Thursday, February 18, 2010

I don’t care if I can or can’t. I’m going to do it anyways.


He's Mr.Big.

D.... I've realized that he is my version of Mr. Big.

I've just spent the last 4 hours watching Sex and the City: Season 3: Disc 3. And I get it. I finally get why this show is so popular.

Sex and the City gives me that "feeling".

The "feeling" that life out there could be some much better; so much different. Life can be filled with shoes, fashion, laughs, men and independence. Is it ironic that I'm having this "feeling" with only 2 weeks away before I pop out a baby?

Back to Mr. Big. If you've never watched a Sex and the City episode, let me quickly update you.

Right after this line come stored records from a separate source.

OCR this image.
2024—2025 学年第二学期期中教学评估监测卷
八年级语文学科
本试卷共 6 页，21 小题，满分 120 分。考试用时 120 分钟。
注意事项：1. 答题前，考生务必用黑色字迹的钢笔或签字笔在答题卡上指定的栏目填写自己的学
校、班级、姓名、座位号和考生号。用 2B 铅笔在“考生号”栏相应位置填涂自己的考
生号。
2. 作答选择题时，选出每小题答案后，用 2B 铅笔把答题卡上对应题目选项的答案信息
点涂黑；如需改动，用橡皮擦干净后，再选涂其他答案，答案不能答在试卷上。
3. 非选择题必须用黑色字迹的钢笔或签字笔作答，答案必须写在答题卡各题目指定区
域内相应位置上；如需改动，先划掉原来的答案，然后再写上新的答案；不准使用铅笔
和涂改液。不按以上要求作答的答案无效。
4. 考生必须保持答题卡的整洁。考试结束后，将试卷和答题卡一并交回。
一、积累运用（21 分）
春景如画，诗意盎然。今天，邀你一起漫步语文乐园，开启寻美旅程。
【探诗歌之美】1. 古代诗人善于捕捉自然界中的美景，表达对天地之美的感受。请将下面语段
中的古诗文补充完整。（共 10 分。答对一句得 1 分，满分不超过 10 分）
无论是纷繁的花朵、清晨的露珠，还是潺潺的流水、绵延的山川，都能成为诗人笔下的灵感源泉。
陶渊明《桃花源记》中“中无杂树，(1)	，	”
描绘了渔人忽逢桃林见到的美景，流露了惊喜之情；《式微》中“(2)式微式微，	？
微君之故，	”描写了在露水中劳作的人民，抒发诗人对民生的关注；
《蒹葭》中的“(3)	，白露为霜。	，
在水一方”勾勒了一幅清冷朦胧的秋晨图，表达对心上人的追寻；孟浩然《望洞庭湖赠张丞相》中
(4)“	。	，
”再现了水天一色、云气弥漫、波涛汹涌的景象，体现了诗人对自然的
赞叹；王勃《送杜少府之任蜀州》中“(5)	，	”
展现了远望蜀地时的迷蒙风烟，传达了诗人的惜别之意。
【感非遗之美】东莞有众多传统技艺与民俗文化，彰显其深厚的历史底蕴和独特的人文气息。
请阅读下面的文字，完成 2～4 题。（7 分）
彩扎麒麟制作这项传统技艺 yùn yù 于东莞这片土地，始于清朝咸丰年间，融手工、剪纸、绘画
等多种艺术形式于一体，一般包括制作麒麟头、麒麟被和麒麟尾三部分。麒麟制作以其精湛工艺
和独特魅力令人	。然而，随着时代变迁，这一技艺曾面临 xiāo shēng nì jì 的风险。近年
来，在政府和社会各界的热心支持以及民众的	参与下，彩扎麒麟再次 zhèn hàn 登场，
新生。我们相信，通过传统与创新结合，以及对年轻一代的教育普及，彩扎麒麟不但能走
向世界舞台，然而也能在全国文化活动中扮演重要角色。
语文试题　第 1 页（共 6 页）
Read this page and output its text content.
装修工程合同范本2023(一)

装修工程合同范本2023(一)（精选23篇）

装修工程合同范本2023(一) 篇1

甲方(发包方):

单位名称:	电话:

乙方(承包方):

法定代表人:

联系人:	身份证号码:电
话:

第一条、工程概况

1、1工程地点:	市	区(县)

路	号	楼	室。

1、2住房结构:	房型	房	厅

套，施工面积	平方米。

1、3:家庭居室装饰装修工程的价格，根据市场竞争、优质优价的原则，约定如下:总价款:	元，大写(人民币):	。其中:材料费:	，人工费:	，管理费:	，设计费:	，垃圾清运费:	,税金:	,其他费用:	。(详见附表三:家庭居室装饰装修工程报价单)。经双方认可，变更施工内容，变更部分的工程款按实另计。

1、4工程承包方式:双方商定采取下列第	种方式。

Mr. Big is Carrie Bradshaw's (played by Sarah Jessica Parker) man-child ex-boyfriend turned boyfriend turned ex-boyfriend, etc, etc. He is her central relationship. THE relationship that revolves around all her relationships (and there have been many). He's the one guy she always obsesses about and can never truly get out of her life. They have this spark, this underlying connection that always flows in-between their exchanges. He has this pull on her. He just has to smile and she back in the palm of his hand thinking that she knows who he truly is.

Sound familiar to anyone?

It's pretty much the delusion that almost all women fall for. We think we know the guy, we think we have this deep understanding that no one else has with him. But are we wrong? Are we thinking this way to make ourselves feel more special or is it true?

I'm totally pulling a Carrie Bradshaw. But I warned you.... I'm experiencing the "feeling".

I realized yesterday that whether D and I want it or not, we're going to be spending the rest of our lives together, connected by this one child. Is it ironic that one year ago from today, I was telling D that I wanted to spend the rest of my life with him, only to break up realizing I didn't want to spend another minute with him..... only to have fate make sure that he never gets out of my life? Is he Mr. Big?

Mr. Big is exactly like D. A child stuck in a man's body with man responsibilities. A man-child who thinks that just because he has a man's body, he can do whatever he wants, have whatever he wants and use anyone he wants. He takes advantage of Carrie, even though he knows he can't make her happy. He knows that she loves him and uses that to make himself feel better when he's in the shitter. Who cares if Carrie gets hurt? She'll always forgive him and be there because she loves him. She loves him..... and all she ever gets is hurt.

Is this who I'm doomed to be like? A successful, independent, brilliant woman who never really gets her heart back?

Whatever...

I don't care if I can or can't. I'm just going to do it anyways.

1 comment:

  1. It is a fantastic show. I thoroughly enjoyed the series, but not the movie.